Chilcot report: Tony Blair's ambitions and panic revealed in private memos to George Bush

Partnership: George Bush and Tony Blair exchanged memos before and during the war

Tony Blair’s grandiose ambitions for war – and his growing panic as it all went wrong – are laid bare in an extraordinary series of private notes to George Bush.

Thirty newly revealed memos disclose that he accused European leaders of “behaving stupidly” by refusing to side with the United States.

He told the president in July 2002: “This is the moment when you can define international politics for the next generation: the true post-cold war world order.

“Our ambition is big: to construct a global agenda around which we can unite the world; rather than dividing it into rival centres of power.”

The British leader heaped praise on Mr Bush’s “insight” but warned that a “ludicrous and distorted view of the US is clouding the enormous attraction of the fundamental goal”.

A handwritten note from Tony Blair praising George Bush's 'brilliant' speech 
Jeff J Mitchell/Getty Images

He wrote in July 2002: “In the past weeks I have had conversations with intelligent Europeans which has vividly illustrated this for me.”

Mr Blair explained one compared the US defence secretary Donald Rumsfeld with Osama bin Laden and another wanted a closer relationship with Russia rather than the US.

“In other words, rational people are behaving very stupidly,” he complained.

In the same note, Mr Blair stated: “Although Iraq’s WMD [weapons of mass destruction] is the immediate justification for action, ridding Iraq of Saddam is the real prize.”
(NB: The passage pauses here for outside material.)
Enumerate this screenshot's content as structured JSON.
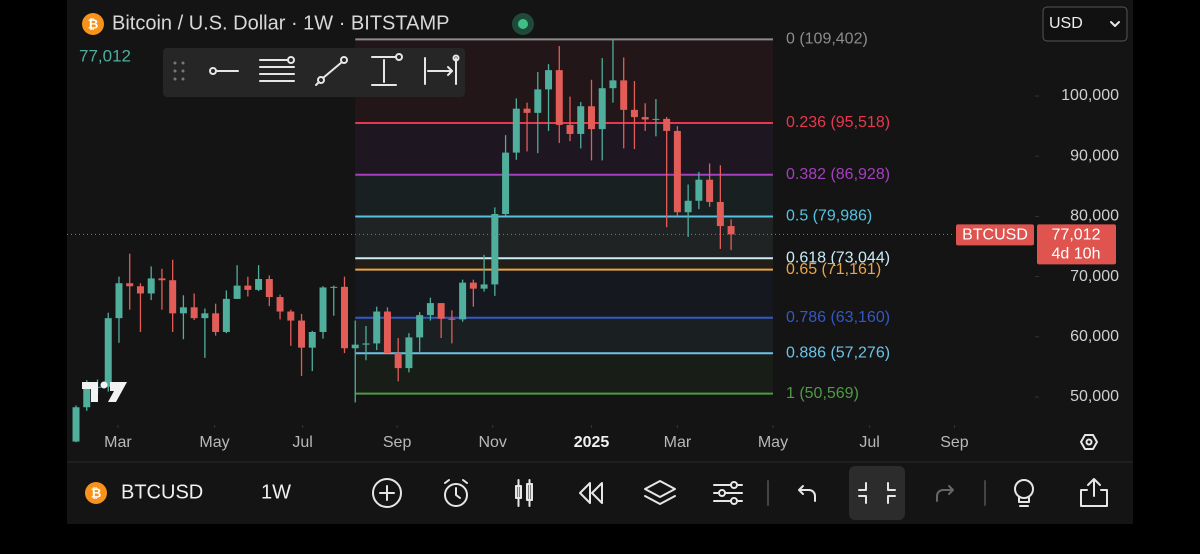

'I'll be with you whatever': A key line from the memos from Blair to Bush (Iraq Inquiry/PA )
Iraq Inquiry/PA

One note from the PM to the president was handwritten, showing the intimacy Mr Blair was seeking to establish with the powerful US leader.

He heaped praise on Mr Bush for “a brilliant speech” that would force people to “come up to the mark”.

The memo, dated 12 September, 2002, after a UN General Assembly address, said: “Dear George, It was a brilliant speech. It puts us in exactly the right strategy to get the job done. The reception has been very positive with everyone now challenged to come up to the mark. Well done.

“Yours ever, Tony”

The day after 9/11 Mr Blair said stopping the spread of WMD “will require action that some will baulk at. But we are better to act now and explain and justify our actions than let the day be put off until some further, perhaps even worse catastrophe occurs.”

On October 11 2001 he wrote of “a real willingness in the Middle East to get Saddam out”, showing that Bush was already pressing for regime change.

But he warned: “If we hit Iraq now, we would lose the entire Arab world, Russia, probably half the EU... I am sure we can devise a strategy for Saddam deliverable at a later date.”

Mr Blair said that “a dedicated tightly knit propaganda unit” was required.

Chilcot report: Blair's note to Bush

In December Mr Blair talked about “softening up” public opinion by working with UN inspectors.

On July 28 2002 he wrote: “I will be with you, whatever. But this is the moment to assess bluntly the difficulties. The planning on this and the strategy are the toughest yet. This is not Kosovo. This is not Afghanistan. It is not even the Gulf War.”

On February 19 2003, weeks before war, Mr Blair wrote a lengthy note suggesting a second UN resolution as an “ultimatum” to Saddam.

In June, after the invasion, he admitted the dangers of post-war chaos. “The task is absolutely awesome and I’m not at all sure we’re geared for it. This is worse than rebuilding a country from scratch. My sense is: we’re going to get there but not quickly enough. And if it falls apart, everything falls apart in the region.”

On June 5 his worries were plain when he wrote: “By this time next year, it better be going right, not wrong. For us and for the world!”

With the failure to find WMD, Blair wrote on February 1, 2004: “If we have to accept that some of the Iraq intelligence was wrong, we will do so. But let us not either a) lurch to the opposite extreme and start pretending Iraq had nothing; or b) let any intelligence inaccuracy move us off confronting the WMD issue.”

After visiting Baghdad he said: “I left Iraq, on balance, more optimistic not less...The Government obviously has a clear sense of mission...”

But he warned that “the nature of the insurgency is changing...hence Basra becoming a problem”.

In 2006, desperate for a success before he left office, Mr Blair, wrote: “This is the time to go for it; to take risks. To strive and fail is so much better than not striving. But actually, I think it could just succeed and in doing so give us the strong finish we both want.”

He added: “The stalemate has to end …. This is the time to cash in all of our chips here.”